Yayoi Kusama has been obsessively and nearly incessantly creating artwork since the 1950s. The Japanese artist exhibited her first signature "Infinity Net" painting--a large canvas covered with a hypnotic array of little dots--in New York City in 1959. Since then she's shown her work the world over. Kusama's long career has overlapped the surrealist, expressionist, and pop-art movements, to name just a few, and though she has drawn inspiration from some of these sources, she has remained steadfastly focused on her own artistic vision. Her collections of wriggling, overstuffed spongy tubes overtaking floors, pieces of furniture, and rowboats; the polka dots covering her Infinity Net paintings, mirrored rooms, mannequins, and even her own skin; the mottled, gourdlike sculptures she installs in mirrored rooms--all of these visual motifs recur consistently in her work and evoke both Western and Eastern aesthetic influences.Yayoi Kusama is one of Phaidon's contemporary artists series, which includes, among others, books on Thomas Sch++tte, Jeff Wall, and Jessica Stockholder. Yayoi Kusama features an interview with Kusama in which she discusses her lifelong mental illness and her love affair with Donald Judd, along with the anti-establishment art "happenings" she staged in Manhattan in the 1960s and the major themes in her work. A pictorial survey, a collection of her own writing, and a Takuboku Ishikawa poem she selected to accompany her work round out the volume. This is a highly recommended book for readers already familiar with Kusama's oeuvre and those interested in learning more about this important artist. --Jordana Moskowitz
Laura Hoptman was co-curator of Yayoi Kusama's travelling 1998-9 retrospective exhibition 'Love Forever' and Assistant Curator in the Department of Drawing at the Museum of Modern Art in New York. An American art historian, Hoptman is one of the world's foremost experts on the work of Yayoi Kusama.

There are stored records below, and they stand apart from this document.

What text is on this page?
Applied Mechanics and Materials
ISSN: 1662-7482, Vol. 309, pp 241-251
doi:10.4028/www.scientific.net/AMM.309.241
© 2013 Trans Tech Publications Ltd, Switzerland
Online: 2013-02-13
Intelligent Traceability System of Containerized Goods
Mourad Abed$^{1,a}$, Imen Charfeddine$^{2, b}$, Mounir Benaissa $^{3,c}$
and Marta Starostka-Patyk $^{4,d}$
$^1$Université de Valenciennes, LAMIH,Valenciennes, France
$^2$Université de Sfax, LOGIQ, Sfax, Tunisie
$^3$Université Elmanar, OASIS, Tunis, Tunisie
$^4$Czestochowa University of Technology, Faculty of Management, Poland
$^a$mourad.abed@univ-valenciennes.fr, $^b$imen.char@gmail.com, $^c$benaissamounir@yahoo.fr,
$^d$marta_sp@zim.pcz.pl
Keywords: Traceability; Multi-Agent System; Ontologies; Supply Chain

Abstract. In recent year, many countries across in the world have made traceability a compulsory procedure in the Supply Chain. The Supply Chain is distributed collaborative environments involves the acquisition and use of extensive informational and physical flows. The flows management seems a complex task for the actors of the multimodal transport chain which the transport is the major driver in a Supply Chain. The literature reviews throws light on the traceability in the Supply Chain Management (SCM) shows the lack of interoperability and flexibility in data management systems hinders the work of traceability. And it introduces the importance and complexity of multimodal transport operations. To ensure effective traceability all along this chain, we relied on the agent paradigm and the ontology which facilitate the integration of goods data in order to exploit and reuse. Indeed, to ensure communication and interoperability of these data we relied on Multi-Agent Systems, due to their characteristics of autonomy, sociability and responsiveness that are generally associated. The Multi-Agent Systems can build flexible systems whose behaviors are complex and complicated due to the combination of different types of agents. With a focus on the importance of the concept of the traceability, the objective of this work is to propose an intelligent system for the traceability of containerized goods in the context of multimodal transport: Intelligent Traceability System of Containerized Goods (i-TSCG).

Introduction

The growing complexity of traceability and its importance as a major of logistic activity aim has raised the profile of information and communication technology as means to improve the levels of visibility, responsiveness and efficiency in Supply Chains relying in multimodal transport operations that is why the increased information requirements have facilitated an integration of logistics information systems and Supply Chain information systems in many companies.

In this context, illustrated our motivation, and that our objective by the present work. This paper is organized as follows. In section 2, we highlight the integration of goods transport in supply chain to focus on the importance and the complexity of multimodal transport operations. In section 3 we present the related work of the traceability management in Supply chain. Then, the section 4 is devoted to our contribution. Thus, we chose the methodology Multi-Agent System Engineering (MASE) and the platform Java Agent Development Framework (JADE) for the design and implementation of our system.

Akira Tatehata, a Japanese art critic and poet, is Professor at Tama Art University and Lecturer at Tokyo University. Tatehata was the Japanese commissioner for the Venice Biennale in 1993, the year Yayoi Kusama represented her country. He has known the artist and followed her work closely for many years.
Udo Kultermann is a German-born art historian and critic. Also a noted Professor of Architecture at the Washington University, Saint Louis (1986-94), Kultermann's books include The New Sculpture (1967) and The New Painting (1969). He curated Kusama's first presentation of her work in Germany, in 1996.